We had a nice return last week, with a couple of good things leading in the slop at Randwick and hanging on. The Witherspoon precedent may just have some legs!
Peter V’landys could have claimed Saturday’s The Everest as the highlight of his career, until this spring.
Now he’s got the trifecta – The Golden Eagle in opposition to Melbourne’s second biggest race day, as well as his suggestion that the Melbourne Cup and the southern spring carnival be put back on the calendar.
That’s unmatched as a destructive contribution to Australian racing.
The Racing NSW boss might have noticed 2009’s Shocking was the last Australian-bred winner of the Cup and it’s doubtful whether we’ll see another one.
That’s truly shocking. Prince of Penzance in 2015 was the last Australasian-bred winner but wasn’t 100-1 for nothing, although a couple of good judges backed it.
V’landys might have noticed the winner of Saturday’s Group 1 Ladbrokes Stakes – formerly the Caulfield Stakes – Cape of Good Hope couldn’t place in Group company overseas.
Another British import, Master of Wine, won a staying race in Sydney on Saturday.
He might have noticed Cox Plate favourite Avilius is already a multiple Group 1 winner here but its best run overseas was a Group 2 second place behind Cracksman. Here Avilius exceeds and excels.
Now Winx has retired, Australia struggles to get a Group performer that can run a metre past 1600m. It’s left to aged performers like Black Heart Bart and Happy Clapper to defend national honour.
And even the aged import Hartnell and his undistinguished fellow English arrival Best of Days have won Group 1 1600m events.
So it goes on. The once-2600m Metropolitan, now 2400m, was once the time-honoured Monday second leg of the Sydney spring double. It was a race for tough, often great stayers. Now it’s tacked on to Epsom Day.
The now 2400m and once time-honoured Brisbane Cup is a last-race afterthought on Stradbroke day. The Perth Cup is now 2400m. The Gold Coast Magic Millions staged as an 1800m Stayers’ Cup.
Races past 1600m are full of overseas handicappers. The reason? Australia doesn’t breed stayers anymore. It’s cheaper to buy imports.
The Golden Slipper for two-year-olds is now a grand final. A colt wins and its stud career is assured. Winners Vancouver and Capitalist didn’t win as early spring three-year-olds before being packed off to stud. Rinse and repeat.
No more Slipper winners who train on, like Sky High, Fine And Dandy, Baguette and Manikato, at a time when Australia could produce top-class sprinters, milers and stayers.
Now the Slipper winner is out of mind as soon as the race is over.
The Everest is the culmination of this sprinter-sprinting sire mania.
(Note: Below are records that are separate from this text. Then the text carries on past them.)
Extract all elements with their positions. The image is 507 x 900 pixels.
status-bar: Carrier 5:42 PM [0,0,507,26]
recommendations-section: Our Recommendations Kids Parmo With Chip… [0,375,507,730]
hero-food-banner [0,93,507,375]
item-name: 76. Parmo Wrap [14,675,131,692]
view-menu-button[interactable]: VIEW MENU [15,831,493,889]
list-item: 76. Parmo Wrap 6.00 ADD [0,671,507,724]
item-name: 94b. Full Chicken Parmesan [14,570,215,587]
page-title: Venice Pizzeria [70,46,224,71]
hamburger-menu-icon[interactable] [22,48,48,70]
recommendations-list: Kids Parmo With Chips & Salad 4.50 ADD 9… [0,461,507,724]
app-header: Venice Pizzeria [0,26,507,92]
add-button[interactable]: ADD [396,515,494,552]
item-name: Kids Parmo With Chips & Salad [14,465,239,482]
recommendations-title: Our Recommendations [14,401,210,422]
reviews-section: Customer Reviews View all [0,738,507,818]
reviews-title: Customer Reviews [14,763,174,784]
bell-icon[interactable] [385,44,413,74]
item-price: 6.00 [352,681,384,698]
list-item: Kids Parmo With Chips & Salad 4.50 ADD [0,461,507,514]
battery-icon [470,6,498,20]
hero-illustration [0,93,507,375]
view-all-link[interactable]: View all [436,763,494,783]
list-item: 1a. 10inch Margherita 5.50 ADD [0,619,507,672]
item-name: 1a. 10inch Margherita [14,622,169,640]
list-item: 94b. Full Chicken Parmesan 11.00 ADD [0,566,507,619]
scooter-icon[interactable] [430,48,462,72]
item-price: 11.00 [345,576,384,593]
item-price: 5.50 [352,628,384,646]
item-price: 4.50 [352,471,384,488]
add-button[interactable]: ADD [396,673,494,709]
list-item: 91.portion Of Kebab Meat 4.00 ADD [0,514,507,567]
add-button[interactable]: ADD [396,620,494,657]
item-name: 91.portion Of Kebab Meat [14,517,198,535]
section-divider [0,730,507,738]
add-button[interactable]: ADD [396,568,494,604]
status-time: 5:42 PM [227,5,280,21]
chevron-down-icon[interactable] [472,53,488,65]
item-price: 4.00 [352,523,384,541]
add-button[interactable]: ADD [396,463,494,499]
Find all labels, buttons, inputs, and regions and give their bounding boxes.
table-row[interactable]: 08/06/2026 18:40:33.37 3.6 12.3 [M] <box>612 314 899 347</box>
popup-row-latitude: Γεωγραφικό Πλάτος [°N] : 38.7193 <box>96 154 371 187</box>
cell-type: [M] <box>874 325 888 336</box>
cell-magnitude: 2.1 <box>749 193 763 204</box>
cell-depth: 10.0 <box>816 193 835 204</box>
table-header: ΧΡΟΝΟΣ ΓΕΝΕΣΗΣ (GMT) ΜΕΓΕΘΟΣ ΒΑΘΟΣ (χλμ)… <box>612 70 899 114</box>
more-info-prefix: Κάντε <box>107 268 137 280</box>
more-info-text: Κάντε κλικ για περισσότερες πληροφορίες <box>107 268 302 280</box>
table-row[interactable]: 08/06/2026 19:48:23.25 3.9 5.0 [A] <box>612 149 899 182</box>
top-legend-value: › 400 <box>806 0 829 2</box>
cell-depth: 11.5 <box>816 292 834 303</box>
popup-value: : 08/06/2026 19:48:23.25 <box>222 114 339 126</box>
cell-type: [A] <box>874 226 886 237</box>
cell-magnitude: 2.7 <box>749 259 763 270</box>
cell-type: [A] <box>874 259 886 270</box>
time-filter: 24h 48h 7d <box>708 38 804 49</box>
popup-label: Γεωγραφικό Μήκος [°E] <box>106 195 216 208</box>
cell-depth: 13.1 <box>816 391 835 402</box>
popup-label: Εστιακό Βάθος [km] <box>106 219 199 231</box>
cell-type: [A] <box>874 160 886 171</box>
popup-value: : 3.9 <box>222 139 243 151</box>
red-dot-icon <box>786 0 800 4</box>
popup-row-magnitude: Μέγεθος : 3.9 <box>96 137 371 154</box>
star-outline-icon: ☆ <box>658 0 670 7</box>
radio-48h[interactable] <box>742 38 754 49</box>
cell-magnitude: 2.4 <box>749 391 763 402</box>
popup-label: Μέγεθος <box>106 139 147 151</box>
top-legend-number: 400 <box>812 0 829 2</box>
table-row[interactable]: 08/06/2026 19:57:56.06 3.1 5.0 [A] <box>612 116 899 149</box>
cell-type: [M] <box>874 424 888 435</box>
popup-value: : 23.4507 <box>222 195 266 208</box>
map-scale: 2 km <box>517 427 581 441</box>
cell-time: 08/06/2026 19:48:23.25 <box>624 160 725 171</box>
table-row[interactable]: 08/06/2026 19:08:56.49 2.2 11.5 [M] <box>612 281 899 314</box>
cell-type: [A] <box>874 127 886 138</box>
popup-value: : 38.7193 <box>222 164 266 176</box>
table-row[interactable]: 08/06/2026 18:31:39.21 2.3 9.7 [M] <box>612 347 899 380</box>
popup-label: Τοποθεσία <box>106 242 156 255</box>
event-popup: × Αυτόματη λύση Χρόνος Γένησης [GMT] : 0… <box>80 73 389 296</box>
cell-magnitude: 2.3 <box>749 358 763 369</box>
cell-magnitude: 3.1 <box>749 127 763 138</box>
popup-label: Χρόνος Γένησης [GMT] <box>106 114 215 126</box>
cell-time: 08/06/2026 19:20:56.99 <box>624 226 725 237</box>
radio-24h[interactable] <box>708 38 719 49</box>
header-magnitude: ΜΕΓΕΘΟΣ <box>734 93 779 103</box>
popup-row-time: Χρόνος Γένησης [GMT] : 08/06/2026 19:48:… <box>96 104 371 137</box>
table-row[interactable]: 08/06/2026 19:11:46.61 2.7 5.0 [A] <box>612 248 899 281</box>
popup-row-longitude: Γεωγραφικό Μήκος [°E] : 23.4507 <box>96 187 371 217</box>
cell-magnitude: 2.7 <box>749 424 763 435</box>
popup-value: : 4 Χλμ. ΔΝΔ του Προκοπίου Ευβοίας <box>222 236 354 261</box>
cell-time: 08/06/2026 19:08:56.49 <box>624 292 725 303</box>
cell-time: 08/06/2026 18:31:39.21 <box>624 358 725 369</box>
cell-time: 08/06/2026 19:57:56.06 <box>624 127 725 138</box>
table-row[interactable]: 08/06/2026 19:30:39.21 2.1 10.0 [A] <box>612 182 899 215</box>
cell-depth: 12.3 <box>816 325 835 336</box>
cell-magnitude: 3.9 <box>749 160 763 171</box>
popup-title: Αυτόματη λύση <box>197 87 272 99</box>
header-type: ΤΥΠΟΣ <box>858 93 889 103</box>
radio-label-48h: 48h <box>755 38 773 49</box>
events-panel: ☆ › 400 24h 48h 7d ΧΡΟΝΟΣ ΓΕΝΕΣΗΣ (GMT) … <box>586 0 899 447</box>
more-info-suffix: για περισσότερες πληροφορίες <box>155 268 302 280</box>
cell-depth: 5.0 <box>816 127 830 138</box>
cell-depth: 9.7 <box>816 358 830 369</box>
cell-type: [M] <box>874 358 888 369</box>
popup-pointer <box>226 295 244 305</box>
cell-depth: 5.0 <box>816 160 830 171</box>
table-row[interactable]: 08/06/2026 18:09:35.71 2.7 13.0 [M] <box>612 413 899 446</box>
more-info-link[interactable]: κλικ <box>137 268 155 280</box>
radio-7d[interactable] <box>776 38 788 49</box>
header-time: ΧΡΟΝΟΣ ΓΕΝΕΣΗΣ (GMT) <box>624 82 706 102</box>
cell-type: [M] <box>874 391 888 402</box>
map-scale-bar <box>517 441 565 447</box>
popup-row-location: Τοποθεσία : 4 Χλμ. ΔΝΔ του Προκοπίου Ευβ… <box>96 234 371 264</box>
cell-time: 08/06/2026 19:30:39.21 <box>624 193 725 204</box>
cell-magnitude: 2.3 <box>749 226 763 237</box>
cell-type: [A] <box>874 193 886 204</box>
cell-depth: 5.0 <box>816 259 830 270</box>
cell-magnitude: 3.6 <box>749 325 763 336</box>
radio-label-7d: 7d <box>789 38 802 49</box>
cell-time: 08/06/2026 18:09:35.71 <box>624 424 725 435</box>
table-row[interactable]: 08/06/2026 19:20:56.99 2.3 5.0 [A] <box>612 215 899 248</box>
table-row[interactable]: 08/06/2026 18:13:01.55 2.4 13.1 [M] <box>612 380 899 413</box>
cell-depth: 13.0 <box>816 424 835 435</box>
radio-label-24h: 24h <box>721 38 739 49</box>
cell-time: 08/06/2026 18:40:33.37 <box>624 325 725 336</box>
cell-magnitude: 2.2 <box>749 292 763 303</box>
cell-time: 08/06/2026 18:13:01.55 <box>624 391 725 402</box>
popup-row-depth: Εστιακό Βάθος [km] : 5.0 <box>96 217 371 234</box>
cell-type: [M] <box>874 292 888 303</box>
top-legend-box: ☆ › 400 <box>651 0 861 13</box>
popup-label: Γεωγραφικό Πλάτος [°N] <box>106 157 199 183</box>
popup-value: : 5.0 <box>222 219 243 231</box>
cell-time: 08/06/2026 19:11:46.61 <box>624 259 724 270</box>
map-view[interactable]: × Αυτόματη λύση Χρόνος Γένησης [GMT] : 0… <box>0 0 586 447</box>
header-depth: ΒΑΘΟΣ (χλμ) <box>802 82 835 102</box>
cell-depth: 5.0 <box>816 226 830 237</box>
A Slipper future winner, if a colt, might stagger on to the Everest but his stud value is already established. That would be a risk. Better to breed a Everest contender.
Dual winner of the first two Everests, Redzel, is a good-class Group 1 sprinter but any long-term racing enthusiast wouldn’t give him a start in a 20-horse Newmarket field gathered from the best sprinters of the last 60 years, nor in any best-of sprint anywhere else.
Not that any of the Hooray Harrys and Harriettes attracted to Everest Day would know or care, nor that sprinters aren’t similarly prized overseas and are unlikely visitors to Randwick.
Which leads to V’landys’ delayed Melbourne Spring carnival suggestion, which might attract more overseas 1600m-plus horses attracted by the easy prize money on offer.
Apart from such a programming’s effect on the Perth summer carnival, in the words of George Hanlon – the late, great trainer of cup stayers (sprinters and milers) – “horses are only human”.
They need spells. A delayed Melbourne spring would mean a delayed Melbourne autumn carnival, but with lesser effect on Sydney.
What will V’landys’ next suggestion be? The Melbourne autumn to be held after Sydney, and bugger the Adelaide carnival?
V’landys is causing damage. Critics might say his coming role as rugby league’s ARLC chairman, the source of endless headaches, will be fitting punishment and it won’t matter how much damage he may cause.
You can poison rugby league but you can’t destroy it. Administrators have been trying forever.
That’s what makes it the greatest game of all.